Los miserables (Labaila tr.)/V.8.1
¡Qué terrible es ser feliz! Está uno tan contento, y eso le basta, como si la única meta en la vida fuera ser feliz, y se olvida de la verdadera, que es el deber. Sería un error culpar a Marius.
Marius se limitó a alejar poco a poco a Jean Valjean de su casa, y a borrar, en lo posible, su recuerdo del espíritu de Cosette. Procuró en cierto modo colocarse siempre entre Cosette y él, seguro de que así la joven no se daría cuenta y dejaría de pensar en él.
Hacía lo que juzgaba necesario y justo. Creía que le asistían serias razones para alejar a Jean Valjean, sin dureza pero también sin debilidad. Creía su deber restituir los seiscientos mil francos a su dueño, a quien buscaba con toda discreción, absteniéndose entretanto de tocar ese dinero.
Cosette ignoraba el secreto que conocía Marius, pero también merece disculpa. Marius ejercía sobre ella un fuerte magnetismo, que la obligaba a ejecutar casi maquinalmente sus deseos. Respecto al señor Jean, sentía una presión vaga, pero clara, y obedecía ciegamente. En este caso, su obediencia consistía en no acordarse de lo que Marius olvidaba. Pero respecto a Jean Valjean, este olvido no era más que superficial.
Cosette en el fondo quería mucho al que había llamado por tanto tiempo padre, pero quería más a su marido. Cuando Cosette se extrañaba del silencio de Jean Valjean, Marius la tranquilizaba, diciéndole:
- Está ausente, supongo. ¿No avisó que iba a emprender un viaje?
- Cierto -pensaba Cosette-. Esa ha sido siempre su costumbre, pero nunca ha tardado tanto.
Dos o tres veces envió a Nicolasa a la calle del Hombre Armado, a preguntar si el señor Jean había vuelto de su viaje; y por orden de Jean Valjean se le contestó que no. Cosette no inquirió más; pues para ella en la tierra no había ahora más que una necesidad, Marius.
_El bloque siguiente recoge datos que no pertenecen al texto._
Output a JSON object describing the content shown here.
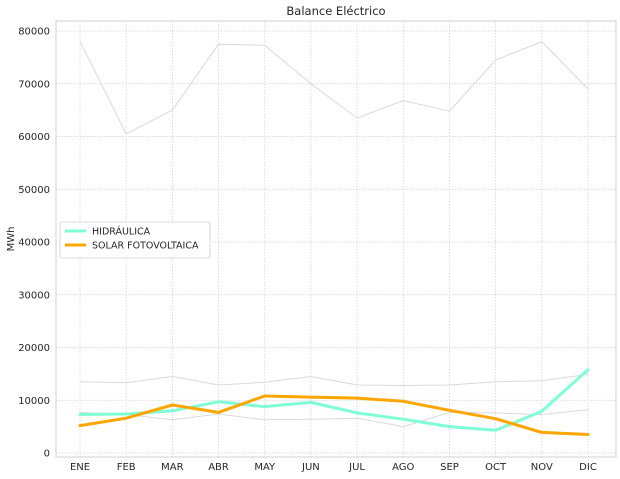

Marius consiguió poco a poco separar a Cosette de Jean Valjean. Digamos para concluir que lo que en ciertos casos se denomina, con demasiada dureza, ingratitud de los hijos, no es siempre tan reprensible como se cree. Es la ingratitud de la Naturaleza. La Naturaleza divide a los vivientes en seres que vienen y seres que se van. De ahí cierto desvío, fatal en los viejos, involuntario en los jóvenes. Las ramas, sin desprenderse del tronco, se alejan. No es culpa suya. La juventud va donde está la alegría, la luz, el amor; la vejez camina hacia el fin. No se pierden de vista, pero no existe ya el lazo estrecho.
Los jóvenes sienten el enfriamiento de la vida; los ancianos el de la tumba.
No acusemos, pues, a estos pobres jóvenes.